Significant differences between the two vamorolone dose levels at week 48 were also observed for 6MWD (LSM, 34.7634 [SE, 17.0194] m; 95% CI 0.4506–69.0761 m; P = 0.047) and TTCLIMBV (LSM, 0.0531 [SE, 0.0238] m; 95% CI 0.0052–0.1010 m; P = 0.031). While findings on TTRWV and NSAA were not significantly different between dose groups, performance remained better, on average, in the higher dosed group.
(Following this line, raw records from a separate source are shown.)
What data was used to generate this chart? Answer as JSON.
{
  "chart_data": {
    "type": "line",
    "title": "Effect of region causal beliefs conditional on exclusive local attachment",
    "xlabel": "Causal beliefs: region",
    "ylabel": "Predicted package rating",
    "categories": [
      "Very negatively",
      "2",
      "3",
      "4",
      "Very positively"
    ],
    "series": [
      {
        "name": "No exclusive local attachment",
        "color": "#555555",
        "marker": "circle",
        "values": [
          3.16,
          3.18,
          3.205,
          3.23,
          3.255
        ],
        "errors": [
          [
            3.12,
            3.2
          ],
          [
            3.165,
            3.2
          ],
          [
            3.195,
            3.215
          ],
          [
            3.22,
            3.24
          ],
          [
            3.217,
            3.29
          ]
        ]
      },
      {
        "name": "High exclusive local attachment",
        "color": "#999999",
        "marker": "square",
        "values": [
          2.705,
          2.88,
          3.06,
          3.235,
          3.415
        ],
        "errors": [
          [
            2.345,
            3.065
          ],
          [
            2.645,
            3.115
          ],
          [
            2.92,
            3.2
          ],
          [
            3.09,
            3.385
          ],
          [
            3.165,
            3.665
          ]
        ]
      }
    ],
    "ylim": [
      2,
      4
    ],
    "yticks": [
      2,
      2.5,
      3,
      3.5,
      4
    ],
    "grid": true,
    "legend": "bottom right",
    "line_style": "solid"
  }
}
Vamorolone continued to show efficacy in those who switched from placebo midway through the study. From week 24 to week 48, treatment with vamorolone 6 mg/kg/d resulted in greater response on 6MWD (LSM difference, 34.1 m; 95% CI, –4.48 to 72.7 m; P = .082) and TTCLIMBV (LSM difference, 0.066 m; 95% CI, –0.001 to 0.133 m/s; P = .053). Dose-dependent differences in this post-hoc analysis were not statistically significant, possibly due to low power.
Throughout the 48-week trial, the most common adverse events (AEs) for vamorolone-dosed groups included upper respiratory tract infection, vomiting, cough, pyrexia, and diarrhea. There were no deaths during the study, and three serious AEs were reported (perforated appendicitis, asthma, and viral gastroenteritis) that were considered unrelated to the study treatment. The percentage of participants with at least one drug-related AE continued to be lower in the vamorolone 2 mg/kg group vs the 6 mg/kg group in period 2 (17.9% vs 39.3%, respectively).